SPRADI9 June 2024 AM623 , AM625
A well-engineered HTOL stress plan must adequately assess lifetime for TDDB mechanisms (e.g. GOI, ILD failure) in most cases. This can also include detection of extrinsic defects causing premature TDDB failure. In many cases, TDDB mechanisms are not ultimately the limiting factors for lifetime reliability.

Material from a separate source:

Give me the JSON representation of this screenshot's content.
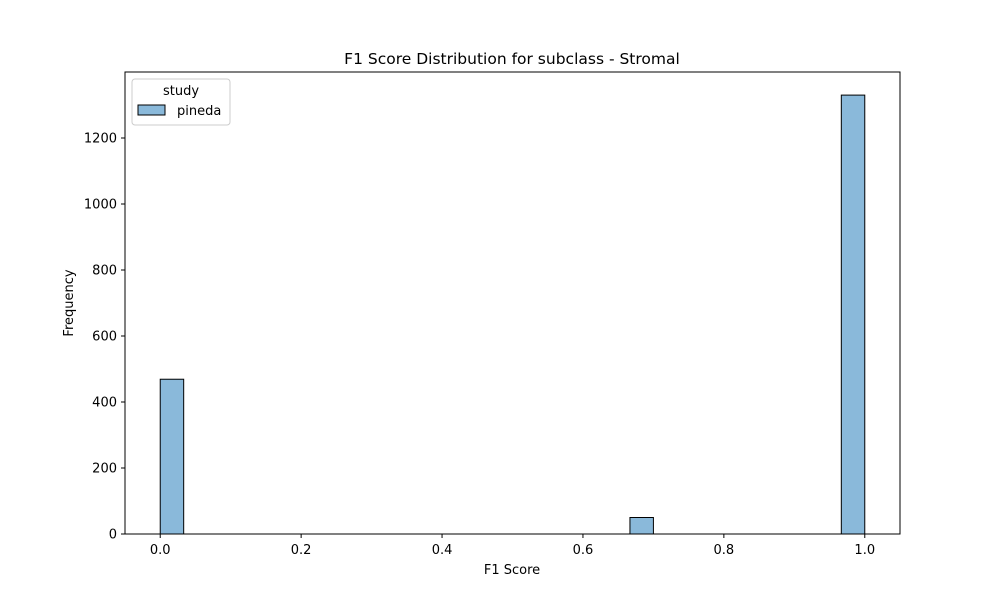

Channel Hot Carrier (CHC) and Electromigration are generally not significantly accelerated during HTOL, even under dynamic stress conditions (the norm for processors). In the case of CHC, clock rates and slew conditions during the (dynamic) HTOL stress are not normally conducive to accelerated CHC degradation. Biased Thermal Instability (BTI) can be accelerated in HTOL, largely due to high temperature and voltage, but the dynamic switching activity that occurs during HTOL on the worst-case circuits can not sufficiently represent functional use condition, especially when considering overall aging can combine BTI and CHC components.
Electromigration current densities (also a strong function of clock rate), during HTOL bias are generally not high enough to demonstrate to 10+ years of lifetime when de-rated from a typical 1000-2000hr test duration (even at elevated voltage). Much longer durations are needed. Typically, structural stress patterns (i.e. ATPG-based) are applied with HTOL, along with memory or other applicable BIST, and clocking is normally well below maximum operating frequency.
The focus of HTOL coverage is generally to maximize toggle coverage of nodes. With wear-out mechanisms, know where the relative weak spots are in the design, what operational modes are worst case and target stress pattern conditions to maximize worst case PVT and Frequency corners. Various local weak spots (IP across the die) can have different worst corners. It is very difficult with typical ATPG and BIST patterns applied in HTOL to accelerate all the worst-case functional conditions on targeted circuits. Figure 6 further expands on Figure 3 and summarizes critical aspects of the SoC design flow with a comparison of effectiveness of HTOL coverage vs. EDA tools as Design Verification paths. Applicable reliability failure mechanisms are noted.
For a more detailed explanation of the mathematics of HTOL-based product reliability estimates and the shortcomings, see Appendix A. Additionally, the mathematical framework for Electro-migration reliability is described in Appendix B.